Newcastle United vs Sunderland: Five things we learnt at St James' Park

Norwich are now fourth-bottom, having moved above the cruel dividing line

Michael Walker
St James’ Park
Monday 21 March 2016 01:35
Sunderland manager Sam Allardyce during the match between Newcastle United at St James' Park on March 20, 2016
Sunderland manager Sam Allardyce during the match between Newcastle United at St James' Park on March 20, 2016

The big winners in the Tyne-Wear derby were Norwich

Considering the game and the weekend finished with both Newcastle United and Sunderland in the bottom three of the Premier League, there was a distracting amount of satisfaction on view here.

For Newcastle there was the relief that Aleksandar Mitrovic’s 83rd-minute equaliser had ended a run of six straight defeats against Sunderland that was threatening to click over into seven; for Sunderland there was the realisation that if they play in the manner of the first half for the rest of the season, they have a chance of staying up. “There was massive pressure on this,” said manager Sam Allardyce.

Yet the draw also yielded victors: Norwich City. They are now fourth-bottom, having moved above the cruel dividing line. Norwich’s next two home games are against Newcastle and Sunderland.

Kirchhoff has gone from hapless to big hope

Jan Kirchhoff had one of the most alarming Premier League debuts of recent times when he wandered around White Hart Lane in mid-January. On as a substitute following his move from Bayern Munich, Kirchhoff looked as if he had landed in some alien landscape. Actually, he was a midfielder being asked to play at centre-back.

By here the German had clearly acclimatised. He was instrumental in Sunderland taking a grip of the first half, nicking possession then spreading it sensibly. He was smart, athletic and brave, and revealed why a club on the scale of Bayern had bought him in the first place. From nowhere, Kirchhoff has become pivotal to Sunderland’s Premier League future.

McClaren’s left-back angst is Benitez’s problem now

Last August Steve McClaren was receiving questions about the lop-sided nature of his squad and why there was no replacement left-back should Paul Dummett be injured. McClaren wriggled uncomfortably. He wanted one.

Dummett was injured a fortnight ago so here Newcastle began a relegation derby with a midfielder, Jack Colback, at left-back. He faced an invigorated Fabio Borini. Colback, disturbed by Borini’s pace and aggression, was a booking waiting to happen. Sure enough, 18 minutes in, Colback was shown a yellow card for a foul on Borini and, it being his 10th, now misses the next two matches.

Newcastle’s next two are at Norwich and Southampton, and Rafa Benitez could well be wriggling like McClaren as he contemplates what to do. He opted to take off Colback and put Mousa Sissoko there, the sort of tactical decision that would have attracted howls of derision had McClaren done it.

Sissoko, who believes he can play right midfield in the Champions League, found himself a left-back in a relegation scrap.

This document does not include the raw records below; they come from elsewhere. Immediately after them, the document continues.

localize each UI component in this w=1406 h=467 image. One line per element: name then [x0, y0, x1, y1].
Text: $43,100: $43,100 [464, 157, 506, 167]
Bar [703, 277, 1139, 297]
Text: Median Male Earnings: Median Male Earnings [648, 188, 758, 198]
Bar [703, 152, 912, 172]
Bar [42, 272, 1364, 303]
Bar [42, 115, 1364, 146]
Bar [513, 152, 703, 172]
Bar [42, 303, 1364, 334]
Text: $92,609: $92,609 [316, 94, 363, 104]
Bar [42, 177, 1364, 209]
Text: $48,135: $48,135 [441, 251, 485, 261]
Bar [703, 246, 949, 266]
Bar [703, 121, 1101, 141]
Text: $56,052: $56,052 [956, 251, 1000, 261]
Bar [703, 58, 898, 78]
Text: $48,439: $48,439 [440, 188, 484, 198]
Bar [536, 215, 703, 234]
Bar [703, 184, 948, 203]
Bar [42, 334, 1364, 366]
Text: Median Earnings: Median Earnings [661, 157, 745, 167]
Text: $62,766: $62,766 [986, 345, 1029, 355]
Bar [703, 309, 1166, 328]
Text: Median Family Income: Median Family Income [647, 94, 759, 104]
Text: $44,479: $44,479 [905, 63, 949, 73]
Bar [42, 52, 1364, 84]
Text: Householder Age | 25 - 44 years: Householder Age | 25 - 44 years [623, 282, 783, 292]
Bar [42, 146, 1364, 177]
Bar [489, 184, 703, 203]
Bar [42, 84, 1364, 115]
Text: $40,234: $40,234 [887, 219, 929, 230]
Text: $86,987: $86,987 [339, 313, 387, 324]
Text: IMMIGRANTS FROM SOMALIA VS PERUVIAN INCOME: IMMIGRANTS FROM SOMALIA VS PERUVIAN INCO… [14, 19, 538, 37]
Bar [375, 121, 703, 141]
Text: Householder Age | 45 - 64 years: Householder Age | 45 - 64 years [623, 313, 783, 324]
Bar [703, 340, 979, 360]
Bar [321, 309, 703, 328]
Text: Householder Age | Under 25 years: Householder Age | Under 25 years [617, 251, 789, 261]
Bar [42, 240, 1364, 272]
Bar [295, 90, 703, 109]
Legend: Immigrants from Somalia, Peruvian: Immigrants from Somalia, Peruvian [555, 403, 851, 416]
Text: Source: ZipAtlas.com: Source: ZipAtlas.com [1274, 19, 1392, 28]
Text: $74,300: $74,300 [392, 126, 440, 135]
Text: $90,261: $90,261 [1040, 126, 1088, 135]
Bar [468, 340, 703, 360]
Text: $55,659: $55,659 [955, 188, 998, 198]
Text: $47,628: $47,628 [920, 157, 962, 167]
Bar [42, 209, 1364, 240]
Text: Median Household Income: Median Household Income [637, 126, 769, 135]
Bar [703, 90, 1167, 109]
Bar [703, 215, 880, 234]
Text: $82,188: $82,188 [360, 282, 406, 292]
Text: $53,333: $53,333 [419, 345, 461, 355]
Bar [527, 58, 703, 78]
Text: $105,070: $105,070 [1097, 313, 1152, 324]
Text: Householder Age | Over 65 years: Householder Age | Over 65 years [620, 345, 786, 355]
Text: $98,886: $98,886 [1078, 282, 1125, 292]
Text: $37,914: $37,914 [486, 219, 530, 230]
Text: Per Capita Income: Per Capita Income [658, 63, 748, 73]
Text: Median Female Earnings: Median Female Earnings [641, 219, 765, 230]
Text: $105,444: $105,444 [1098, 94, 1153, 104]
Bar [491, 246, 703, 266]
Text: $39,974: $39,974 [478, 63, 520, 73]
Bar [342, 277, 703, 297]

He must have been surprised at this career move. An even greater surprise was that he did pretty well there.

Foul throw could be a killer for the Black Cats

If Sunderland go down, Allardyce will rue a foul throw by his right-back DeAndre Yedlin. It is a common claim by fans that foul throws are never punished by officials but this one was and, when Newcastle took theirs as a result, the day and possibly the season changed.

From being advanced on their right, Sunderland were suddenly defending on the left and Giorginio Wijnaldum got the better of substitute Dame N’Doye. Wijnaldum’s cross to the far post was met by Mitrovic, who, as Allardyce will note, leapt above Yedlin.

Hatchets were buried as Big Sam and Rafa shook on it

“All the best,” mouthed Allardyce to Benitez as the two managers shook hands at the end. It was no way to continue a feud.

Two members of their back-room staffs did it for them. After Mitrovic’s late injury there was a brief flurry of shoving on the benches, mainly involving the Newcastle coach Ian Cathro and Sunderland’s goalkeeping coach Adrian Tucker. At one stage it was lively. On the final whistle, though, there were handshakes.